1. Tahrim Suresinin 1.2.3.4.5 Ayetleri Aişe ve Hafsa hakkında indiklerini doğrular mısınız ve açık ayete göre Aişe ve Hafsa Peygamber Sav'e ihanet ettikleri günahkar oldukları Peygamber Sav karşı birbirlerine arka çıktıkları sabittir. Bunu açıklar mısınız?
2. Muaviye Meşru Halife olan Hz Ali’ye savaş açarak Halifeliğini tanımayarak Kuran yapraklarını mızraklara geçirerek büyük bir günaha girmiş midir? En sadık sahabelerden Hz. Ammar bin Yasir’i vahşice katletmiştir. Ve Bazı rivayet ve Hadislerde geçmek üzere sapık, içki içen, kumar oynayan oğlu Yezid’e Halifeliğin yolunu açmak için Hz. Hasan’ın karısını satın alarak Hz. Hasan’ı Şehit ettirmiştir. Bu olaylar karşısında Muaviye gibi birisine Hazret kelimesi kullanmak ne derece doğrudur?
3. Peygamber efendimizin bizzat Medine’den sürgün ettiği çıkardığı Mervan’ı 3. Halife Osman’ın tekrar geri getirip kendisine Makam vermesi ne derece doğrudur? Bu Peygamber Sav Efendimizin sözüne kararına muhalefet değil mi?
4. Peygamberimiz "
Ashabım hepsi Gökteki yıldızlar gibidir hangisine tutunursanız hidayete erişirsiniz." Hadisine karşı Sahih Buhari’nin 7. Cildin 3143 sahifesinde Peygamber Sav. buyuruyor: Kıyamet günü Sahabelerimden bazı kimseler yakalanıp Cehenneme götürülürler! Şimdi demek oluyor O zaman sahabelerin hepsi dürüst doğru sadık değilmiş! Buna da bir açıklama getirir misiniz?

Cevap

Değerli kardeşimiz,

1) İlgili ayetlerde Hz. Aişe ve Hz. Hafsa ile ilgili açık bir ifade yoktur. Bununla beraber alimlerin önemli bir kesimine göre, bu ayet onlar hakkında inmiştir. Onlar, özellikle Hz. Aişe’nin Hz. Peygamber (asm)'e olan aşırı sevgisinden dolayı, kumalarına karşı ona böyle bir şeyler yapmışlardır.

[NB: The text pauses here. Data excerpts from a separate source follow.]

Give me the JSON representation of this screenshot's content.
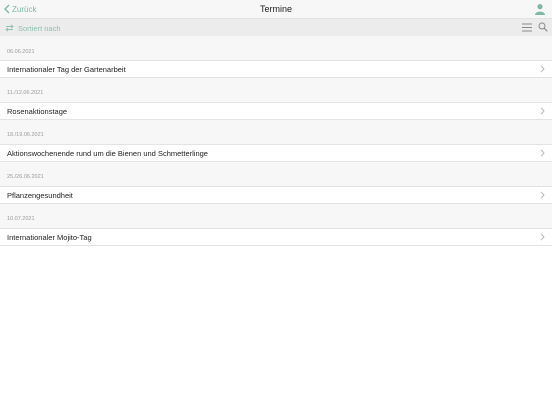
{
  "nav": {
    "back_label": "Zurück",
    "title": "Termine",
    "back_icon": "chevron-left-icon",
    "user_icon": "user-icon"
  },
  "toolbar": {
    "sort_label": "Sortiert nach",
    "sort_icon": "sort-arrows-icon",
    "menu_icon": "menu-icon",
    "search_icon": "search-icon"
  },
  "accent_color": "#7fb8a4",
  "events": [
    {
      "date": "06.06.2021",
      "title": "Internationaler Tag der Gartenarbeit"
    },
    {
      "date": "11./12.06.2021",
      "title": "Rosenaktionstage"
    },
    {
      "date": "18./19.06.2021",
      "title": "Aktionswochenende rund um die Bienen und Schmetterlinge"
    },
    {
      "date": "25./26.06.2021",
      "title": "Pflanzengesundheit"
    },
    {
      "date": "10.07.2021",
      "title": "Internationaler Mojito-Tag"
    }
  ]
}
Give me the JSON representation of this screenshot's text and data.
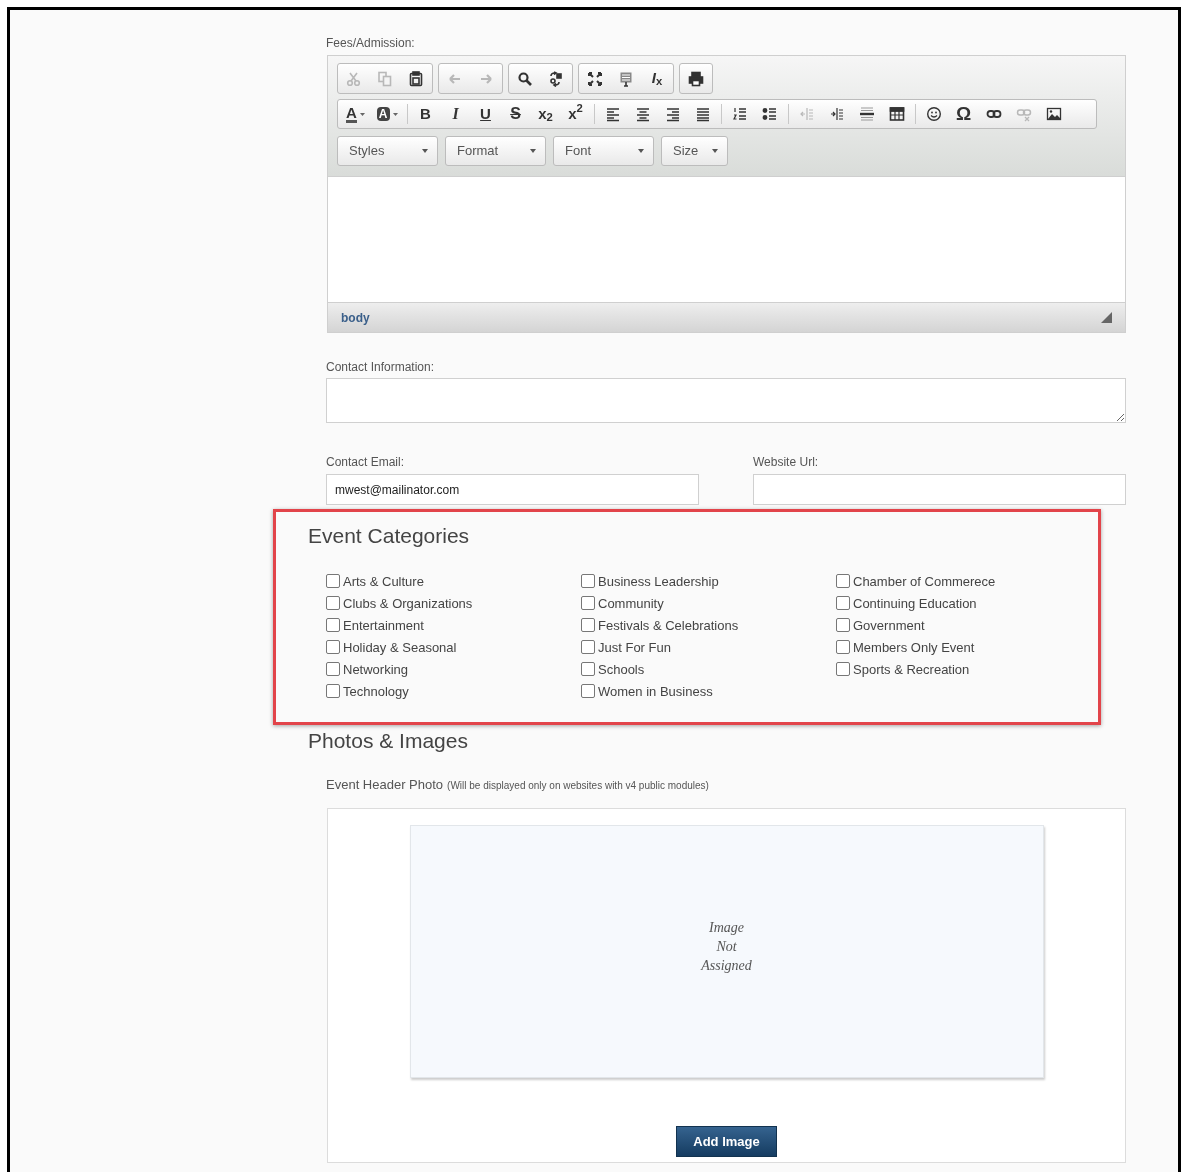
{
  "fees_label": "Fees/Admission:",
  "editor": {
    "toolbar_groups": [
      [
        {
          "kind": "icon",
          "disabled": true
        },
        {
          "kind": "icon",
          "disabled": true
        },
        {
          "kind": "icon",
          "disabled": false
        }
      ],
      [
        {
          "kind": "icon",
          "disabled": true
        },
        {
          "kind": "icon",
          "disabled": true
        }
      ],
      [
        {
          "kind": "icon",
          "disabled": false
        },
        {
          "kind": "icon",
          "disabled": false
        }
      ],
      [
        {
          "kind": "icon",
          "disabled": false
        },
        {
          "kind": "icon",
          "disabled": false
        },
        {
          "kind": "script",
          "text": "*I*$_{x}$",
          "disabled": false
        }
      ],
      [
        {
          "kind": "icon",
          "disabled": false
        }
      ]
    ],
    "format_sections": [
      [
        {
          "kind": "color",
          "text": "A",
          "disabled": false
        },
        {
          "kind": "highlight",
          "text": "A",
          "disabled": false
        }
      ],
      [
        {
          "kind": "bold",
          "text": "B",
          "disabled": false
        },
        {
          "kind": "italic",
          "text": "I",
          "disabled": false
        },
        {
          "kind": "underline",
          "text": "U",
          "disabled": false
        },
        {
          "kind": "strike",
          "text": "S",
          "disabled": false
        },
        {
          "kind": "script",
          "text": "x$_{2}$",
          "disabled": false
        },
        {
          "kind": "script",
          "text": "x$^{2}$",
          "disabled": false
        }
      ],
      [
        {
          "kind": "icon",
          "disabled": false
        },
        {
          "kind": "icon",
          "disabled": false
        },
        {
          "kind": "icon",
          "disabled": false
        },
        {
          "kind": "icon",
          "disabled": false
        }
      ],
      [
        {
          "kind": "icon",
          "disabled": false
        },
        {
          "kind": "icon",
          "disabled": false
        }
      ],
      [
        {
          "kind": "icon",
          "disabled": true
        },
        {
          "kind": "icon",
          "disabled": false
        },
        {
          "kind": "icon",
          "disabled": false
        },
        {
          "kind": "icon",
          "disabled": false
        }
      ],
      [
        {
          "kind": "icon",
          "disabled": false
        },
        {
          "kind": "glyph",
          "text": "Ω",
          "disabled": false
        },
        {
          "kind": "icon",
          "disabled": false
        },
        {
          "kind": "icon",
          "disabled": true
        },
        {
          "kind": "icon",
          "disabled": false
        }
      ]
    ],
    "combos": [
      "Styles",
      "Format",
      "Font",
      "Size"
    ],
    "path": "body"
  },
  "contact_information": {
    "label": "Contact Information:"
  },
  "contact_email": {
    "label": "Contact Email:",
    "value": "mwest@mailinator.com"
  },
  "website_url": {
    "label": "Website Url:"
  },
  "categories": {
    "title": "Event Categories",
    "columns": [
      [
        {
          "label": "Arts & Culture",
          "checked": false
        },
        {
          "label": "Clubs & Organizations",
          "checked": false
        },
        {
          "label": "Entertainment",
          "checked": false
        },
        {
          "label": "Holiday & Seasonal",
          "checked": false
        },
        {
          "label": "Networking",
          "checked": false
        },
        {
          "label": "Technology",
          "checked": false
        }
      ],
      [
        {
          "label": "Business Leadership",
          "checked": false
        },
        {
          "label": "Community",
          "checked": false
        },
        {
          "label": "Festivals & Celebrations",
          "checked": false
        },
        {
          "label": "Just For Fun",
          "checked": false
        },
        {
          "label": "Schools",
          "checked": false
        },
        {
          "label": "Women in Business",
          "checked": false
        }
      ],
      [
        {
          "label": "Chamber of Commerece",
          "checked": false
        },
        {
          "label": "Continuing Education",
          "checked": false
        },
        {
          "label": "Government",
          "checked": false
        },
        {
          "label": "Members Only Event",
          "checked": false
        },
        {
          "label": "Sports & Recreation",
          "checked": false
        }
      ]
    ]
  },
  "photos": {
    "title": "Photos & Images",
    "field_label": "Event Header Photo",
    "field_note": "(Will be displayed only on websites with v4 public modules)",
    "placeholder": "Image Not Assigned",
    "button": "Add Image"
  }
}
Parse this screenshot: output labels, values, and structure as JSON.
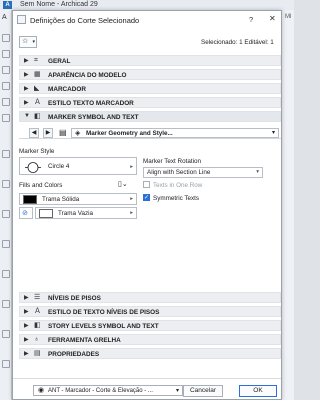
{
  "app": {
    "title": "Sem Nome - Archicad 29",
    "left_tab": "A",
    "right_tab": "Ml"
  },
  "dialog": {
    "title": "Definições do Corte Selecionado",
    "help": "?",
    "close": "✕",
    "selection_info": "Selecionado: 1 Editável: 1",
    "sections_top": [
      {
        "label": "GERAL",
        "icon": "section-general-icon",
        "glyph": "⌗"
      },
      {
        "label": "APARÊNCIA DO MODELO",
        "icon": "model-appearance-icon",
        "glyph": "▦"
      },
      {
        "label": "MARCADOR",
        "icon": "marker-icon",
        "glyph": "◣"
      },
      {
        "label": "ESTILO TEXTO MARCADOR",
        "icon": "marker-text-style-icon",
        "glyph": "Ａ"
      },
      {
        "label": "MARKER SYMBOL AND TEXT",
        "icon": "marker-symbol-icon",
        "glyph": "◧"
      }
    ],
    "subpage": {
      "label": "Marker Geometry and Style..."
    },
    "marker_style": {
      "heading": "Marker Style",
      "value": "Circle 4"
    },
    "fills": {
      "heading": "Fills and Colors",
      "fill1": "Trama Sólida",
      "fill2": "Trama Vazia",
      "fill1_color": "#000000",
      "fill2_color": "#ffffff"
    },
    "text_rotation": {
      "heading": "Marker Text Rotation",
      "value": "Align with Section Line"
    },
    "texts_one_row": {
      "label": "Texts in One Row",
      "checked": false
    },
    "symmetric_texts": {
      "label": "Symmetric Texts",
      "checked": true
    },
    "sections_bottom": [
      {
        "label": "NÍVEIS DE PISOS",
        "icon": "story-levels-icon",
        "glyph": "☰"
      },
      {
        "label": "ESTILO DE TEXTO NÍVEIS DE PISOS",
        "icon": "story-text-style-icon",
        "glyph": "Ａ"
      },
      {
        "label": "STORY LEVELS SYMBOL AND TEXT",
        "icon": "story-symbol-icon",
        "glyph": "◧"
      },
      {
        "label": "FERRAMENTA GRELHA",
        "icon": "grid-tool-icon",
        "glyph": "♁"
      },
      {
        "label": "PROPRIEDADES",
        "icon": "properties-icon",
        "glyph": "▤"
      }
    ],
    "footer": {
      "favorite": "ANT - Marcador - Corte & Elevação - ...",
      "cancel": "Cancelar",
      "ok": "OK"
    }
  }
}
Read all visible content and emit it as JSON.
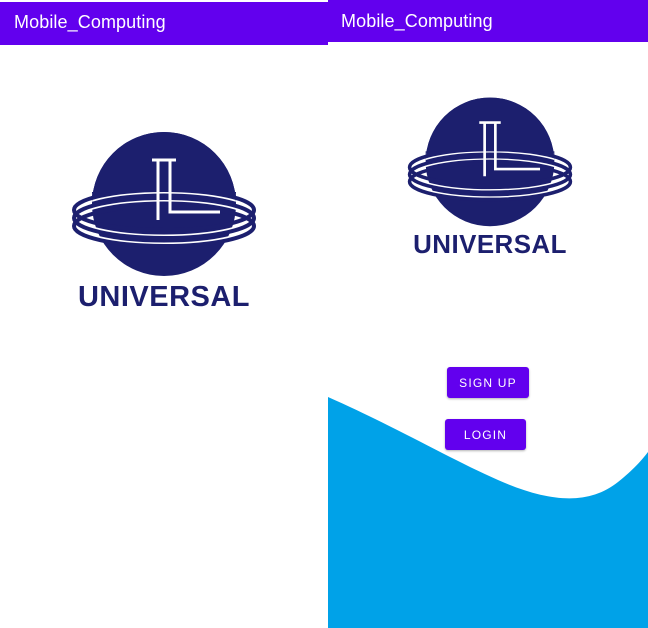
{
  "screens": [
    {
      "app_bar": {
        "title": "Mobile_Computing"
      },
      "logo": {
        "text": "UNIVERSAL"
      }
    },
    {
      "app_bar": {
        "title": "Mobile_Computing"
      },
      "logo": {
        "text": "UNIVERSAL"
      },
      "buttons": {
        "signup_label": "SIGN UP",
        "login_label": "LOGIN"
      }
    }
  ],
  "colors": {
    "app_bar": "#6200ee",
    "button": "#6200ee",
    "logo": "#1c1f6e",
    "wave": "#00a2e8",
    "background": "#ffffff"
  }
}
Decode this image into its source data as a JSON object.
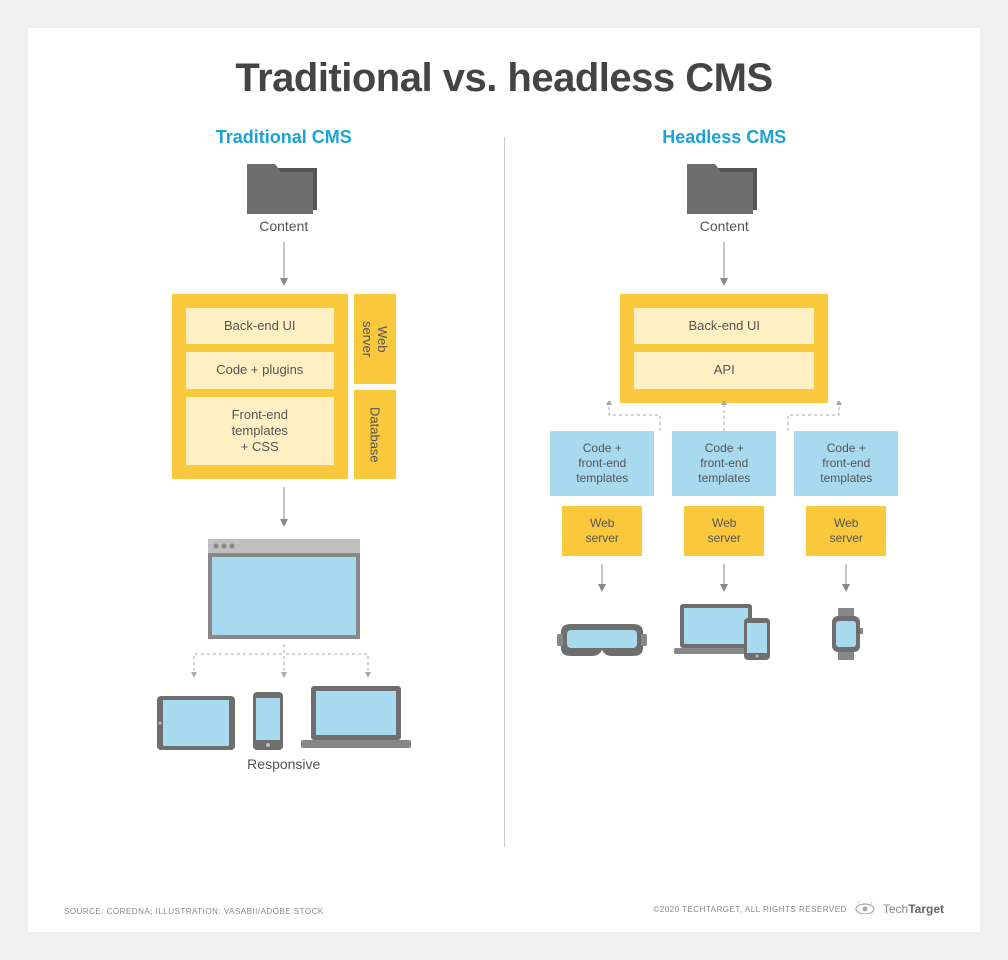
{
  "title": "Traditional vs. headless CMS",
  "traditional": {
    "heading": "Traditional CMS",
    "content_label": "Content",
    "stack": [
      "Back-end UI",
      "Code + plugins",
      "Front-end\ntemplates\n+ CSS"
    ],
    "side": [
      "Web\nserver",
      "Database"
    ],
    "responsive_label": "Responsive"
  },
  "headless": {
    "heading": "Headless CMS",
    "content_label": "Content",
    "stack": [
      "Back-end UI",
      "API"
    ],
    "channel_template": "Code +\nfront-end\ntemplates",
    "channel_server": "Web\nserver",
    "channels": [
      "vr-headset",
      "laptop-phone",
      "smartwatch"
    ]
  },
  "footer": {
    "source": "SOURCE: COREDNA; ILLUSTRATION: VASABII/ADOBE STOCK",
    "copyright": "©2020 TECHTARGET, ALL RIGHTS RESERVED",
    "brand_light": "Tech",
    "brand_bold": "Target"
  }
}
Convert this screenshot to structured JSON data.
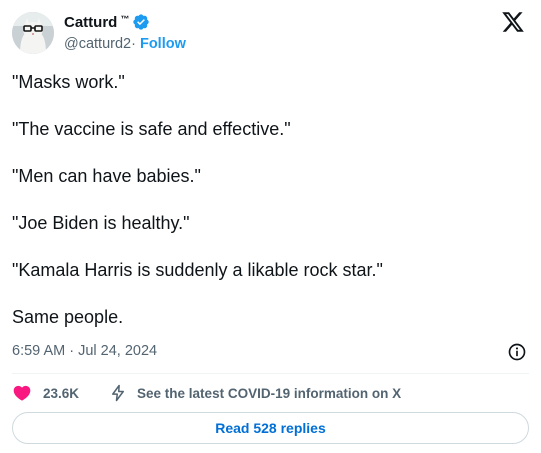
{
  "author": {
    "display_name": "Catturd",
    "tm": "™",
    "handle": "@catturd2",
    "separator": " ·",
    "follow_label": "Follow"
  },
  "tweet": {
    "lines": [
      "\"Masks work.\"",
      "\"The vaccine is safe and effective.\"",
      "\"Men can have babies.\"",
      "\"Joe Biden is healthy.\"",
      "\"Kamala Harris is suddenly a likable rock star.\"",
      "Same people."
    ]
  },
  "meta": {
    "timestamp": "6:59 AM · Jul 24, 2024"
  },
  "actions": {
    "like_count": "23.6K",
    "covid_info": "See the latest COVID-19 information on X",
    "read_replies": "Read 528 replies"
  },
  "icons": {
    "verified": "verified-badge-icon",
    "logo": "x-logo-icon",
    "info": "info-icon",
    "like": "heart-icon",
    "covid": "bolt-icon"
  },
  "colors": {
    "accent": "#1d9bf0",
    "like": "#f91880",
    "text": "#0f1419",
    "muted": "#536471",
    "replies": "#006fd6"
  }
}
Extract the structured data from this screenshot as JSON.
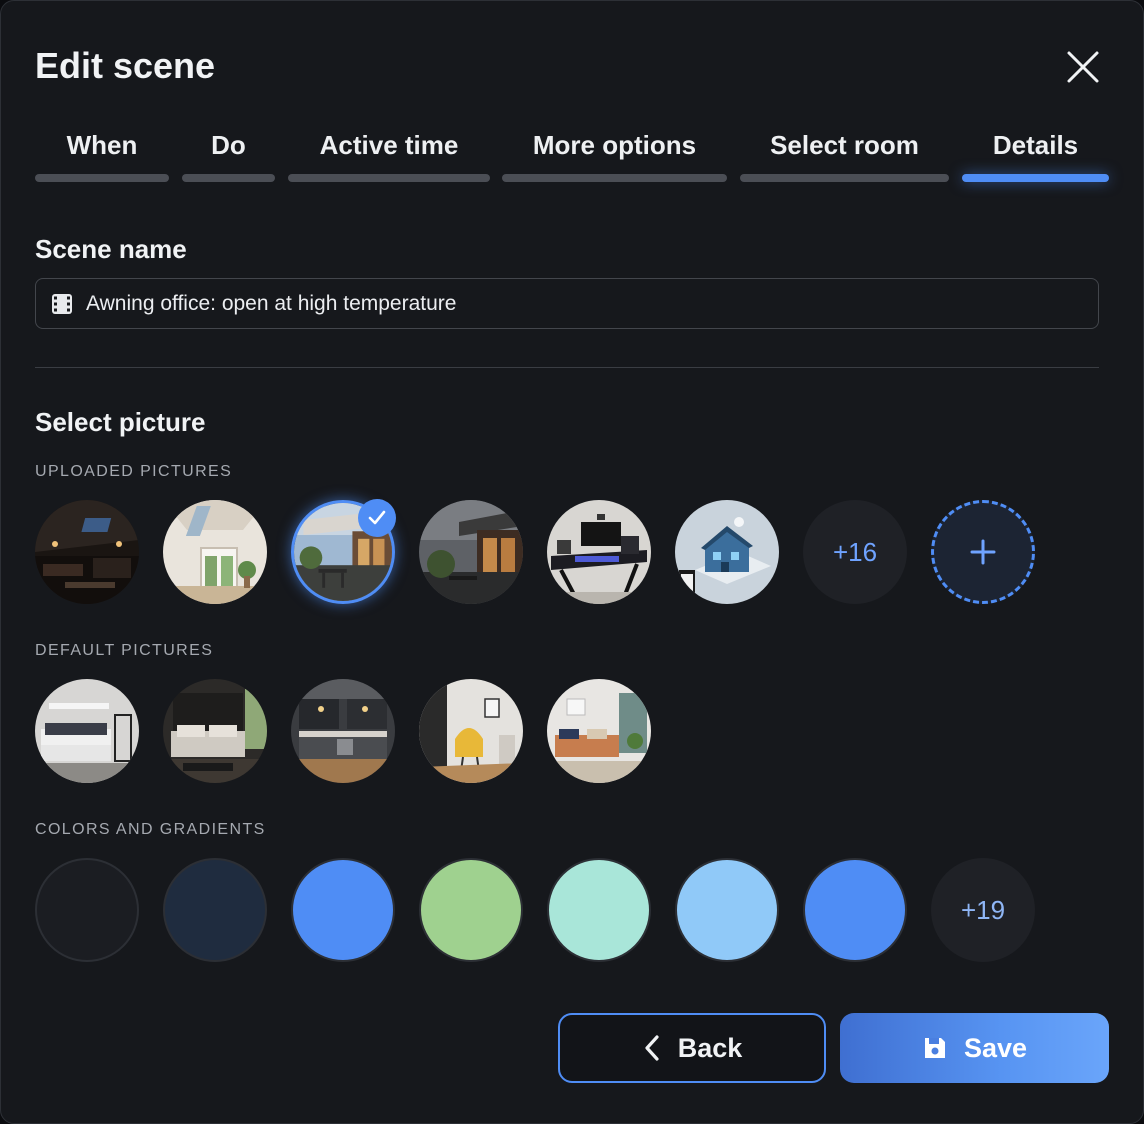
{
  "dialog": {
    "title": "Edit scene"
  },
  "tabs": [
    {
      "label": "When"
    },
    {
      "label": "Do"
    },
    {
      "label": "Active time"
    },
    {
      "label": "More options"
    },
    {
      "label": "Select room"
    },
    {
      "label": "Details"
    }
  ],
  "active_tab": "Details",
  "scene_name": {
    "label": "Scene name",
    "value": "Awning office: open at high temperature",
    "icon": "film-icon"
  },
  "select_picture": {
    "title": "Select picture",
    "uploaded": {
      "label": "UPLOADED PICTURES",
      "items": [
        "dark-living-room",
        "bright-hallway",
        "awning-terrace",
        "terrace-evening",
        "gaming-desk",
        "smart-house-model"
      ],
      "selected_index": 2,
      "more": "+16",
      "add_icon": "plus-icon"
    },
    "default": {
      "label": "DEFAULT PICTURES",
      "items": [
        "white-bedroom",
        "dark-bedroom",
        "kitchen",
        "reading-corner",
        "living-room"
      ]
    },
    "colors": {
      "label": "COLORS AND GRADIENTS",
      "swatches": [
        "#1b1d22",
        "#1f2c3f",
        "#4f8df5",
        "#9fd18f",
        "#a9e6d9",
        "#90c9f8",
        "#4f8df5"
      ],
      "more": "+19"
    }
  },
  "buttons": {
    "back": "Back",
    "save": "Save"
  },
  "colors": {
    "accent": "#4f8df5",
    "background": "#16181c"
  }
}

- Ancak, birçok hadiste, Hz. Peygamber (asm)'in insanlardan en fazla sevdiği bir eşi olan Hz. Aişe için “Ona karşı hıyanet yaptı...” tabiri, bir Müslümandan sadır olan en haince bir edepsizliktir.

2) Hz. Ali’nin meşru halife olduğu doğrudur. Fakat bu halifelik daha bütün Müslümanlar tarafından kabul edilmediği bir sırada, Hz. Muaviye de buna talip olmuştur. Bir insanın bir suçu varsa, onun başka meziyetleri olmadığı anlamına gelmez. Biz Hz. Ali’nin hak üzere olduğu ve Hz. Muaviye’nn hata ettiğini kabul edenlerdeniz. Ancak, Muaviye’nin Allah’ın Resulünün vahiy katipliğini de yaptığını biliyoruz.

Biz Ehl-i sünnet olarak, milyonlarca alim ve evliyayı barındıran zatların yolunu takip ediyor ve onu haksız bulmamıza rağmen kendisine Hz. Muaviye demekten de çekinmiyoruz.

Yanlışınız şuradadır: Biz Muaviye için “hazret” kelimesini kullanmamız, onun Hz. Ali’ye karşı çıktığı için değil, Hz. Peygamber (asm)'in sahabelerinden biri olduğu içindir. Allah’ın, O’nun Resulüne karşı gösterdiğimiz sevgi ve saygıdan dolayı, onun sahabelerinden biri olan Muaviye’ye “hazret” dememizden ötürü bizi sorguya çekeceğini asla düşünmüyoruz.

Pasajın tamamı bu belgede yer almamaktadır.